Reading Strategies, Vocabulary Size and Reading Comprehension of Iraqi Secondary School EFL Learners
Abstract
While research on reading comprehension and the factors influencing EFL learners’ reading performance is construed as crucial for identifying the challenges they encounter, there is a scarcity of work that focuses on secondary school EFL learners, especially Iraqi secondary school EFL students. These studies also emphasized reading strategies and vocabulary size independently of the relationship between these factors and reading comprehension performance, and thus it is still unclear how both reading strategies and vocabulary size contribute to better reading performance. For this purpose, our study has three key objectives: i) to determine what are the reading strategies most frequently used by Iraqi 12th-grade EFL students, ii) to assess students’ vocabulary size, and iii) to investigate the relationship between reading strategies, vocabulary size, and reading comprehension.
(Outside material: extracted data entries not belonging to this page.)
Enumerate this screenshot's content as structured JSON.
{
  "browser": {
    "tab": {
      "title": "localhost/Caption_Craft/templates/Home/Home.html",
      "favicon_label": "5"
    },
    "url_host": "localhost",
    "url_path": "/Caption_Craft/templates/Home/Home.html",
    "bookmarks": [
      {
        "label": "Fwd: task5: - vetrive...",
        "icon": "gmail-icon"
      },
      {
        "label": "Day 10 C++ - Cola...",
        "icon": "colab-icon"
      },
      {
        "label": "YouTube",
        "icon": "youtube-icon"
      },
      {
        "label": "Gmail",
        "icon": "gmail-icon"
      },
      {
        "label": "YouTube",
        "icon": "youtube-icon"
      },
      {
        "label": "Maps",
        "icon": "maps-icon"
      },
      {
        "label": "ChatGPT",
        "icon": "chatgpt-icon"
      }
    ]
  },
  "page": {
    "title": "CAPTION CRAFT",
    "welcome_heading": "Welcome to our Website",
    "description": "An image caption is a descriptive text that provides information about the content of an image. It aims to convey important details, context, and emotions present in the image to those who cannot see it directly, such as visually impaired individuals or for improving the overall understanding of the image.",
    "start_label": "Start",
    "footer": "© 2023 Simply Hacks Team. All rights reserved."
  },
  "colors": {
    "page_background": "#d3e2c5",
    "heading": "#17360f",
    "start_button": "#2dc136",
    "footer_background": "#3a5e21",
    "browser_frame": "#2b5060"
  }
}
Our participants answered a survey of reading strategy, a vocabulary size test, and a reading comprehension test. Our findings revealed that the problem-solving reading strategy was the most popular reading strategy among Iraqi secondary school EFL students. This strategy was also positively and significantly associated with better reading comprehension outcomes. The results also showed that our subjects had a vocabulary size of 2500 words on average, and that vocabulary size was positively and significantly associated with reading performance. In general, these observations provide EFL teachers with useful information about what influences reading comprehension among Iraqi secondary school EFL students and suggest possible areas of research.